D’un ton aussi sérieux que s’il eût fait une question très grave, Dorriforth continua de cette manière :

— « Ainsi, Miss, vous croyez sincèrement ne pas être belle. »

— « Sans doute, si je ne consultais que mon opinion ; mais, à cet égard, je ressemble aux catholiques romains ; ce que je n’ose croire d’après moi-même, je le crois sur la parole des autres. »

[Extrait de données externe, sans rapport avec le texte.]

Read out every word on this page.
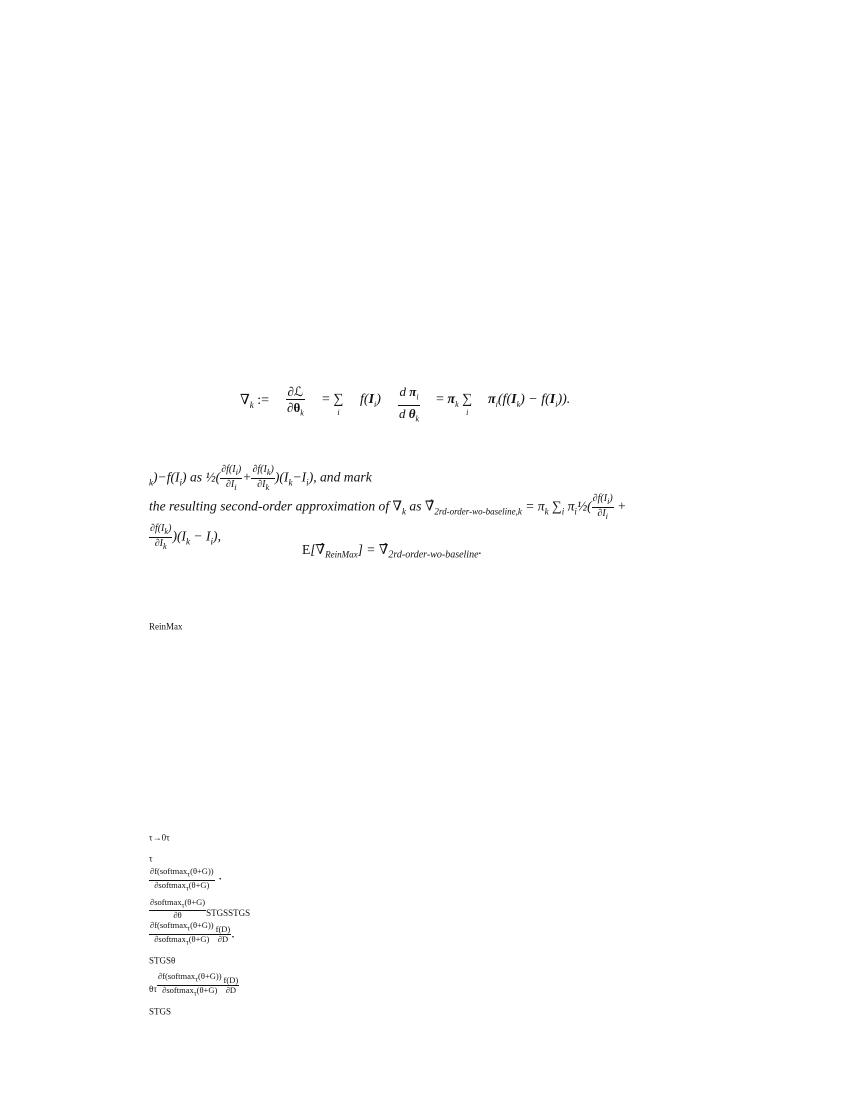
$\nabla_k$ :=
∂ℒ
$\partial\theta_k$
= $\sum_i$
$f(I_i) \frac{d \pi_i}{d \theta_k} = \pi_k$ $\sum_i$
$\pi_i(f(I_k) - f(I_i))$.
$_k)-f(I_i)$ as ½( $\frac{\partial f(I_i)}{\partial I_i} + \frac{\partial f(I_k)}{\partial I_k} )(I_k-I_i)$, and mark
the resulting second-order approximation of $\nabla_k$ as $\nablâ_{2rd-order-wo-baseline,k} = \pi_k$ $\sum_i$ $\pi_i\frac{1}{2}( \frac{\partial f(I_i)}{\partial I_i}$ +
$\frac{\partial f(I_k)}{\partial I_k} )(I_k - I_i)$,
$E[\nablâ_{ReinMax}]$ = $\nablâ_{2rd-order-wo-baseline}$.
$_{ReinMax}$
$_{\tau\to 0\tau}$
$_\tau$
$\frac{\partial f(softmax_\tau(\theta+G))}{\partial softmax_\tau(\theta+G)}$ ·
$\frac{\partial softmax_\tau(\theta+G)}{\partial\theta} _{STGSSTGS}$
$\frac{\partial f(softmax_\tau(\theta+G))}{\partial softmax_\tau(\theta+G)} \frac{f(D)}{\partial D}$ .
$_{STGS\theta}$
$_{\theta\tau} \frac{\partial f(softmax_\tau(\theta+G))}{\partial softmax_\tau(\theta+G)} \frac{f(D)}{\partial D}$
$_{STGS}$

— « Eh bien ! j’en tire donc cette preuve, que notre manière de croire n’est pas la moins sûre, et que la parole des autres n’induit pas toujours en erreur ; mais ceci touche aux matières de religion. Écartons ce sujet, c’est celui sur lequel nous différons d’opinion, vous et moi ; j’espère que ce sera toujours le seul ; souffrez qu’il n’en soit plus question entre nous. À Dieu ne plaise que je vous tourmente jamais pour votre croyance ! mais cette liberté que je vous laisse, veuillez de grâce me l’accorder à votre tour. »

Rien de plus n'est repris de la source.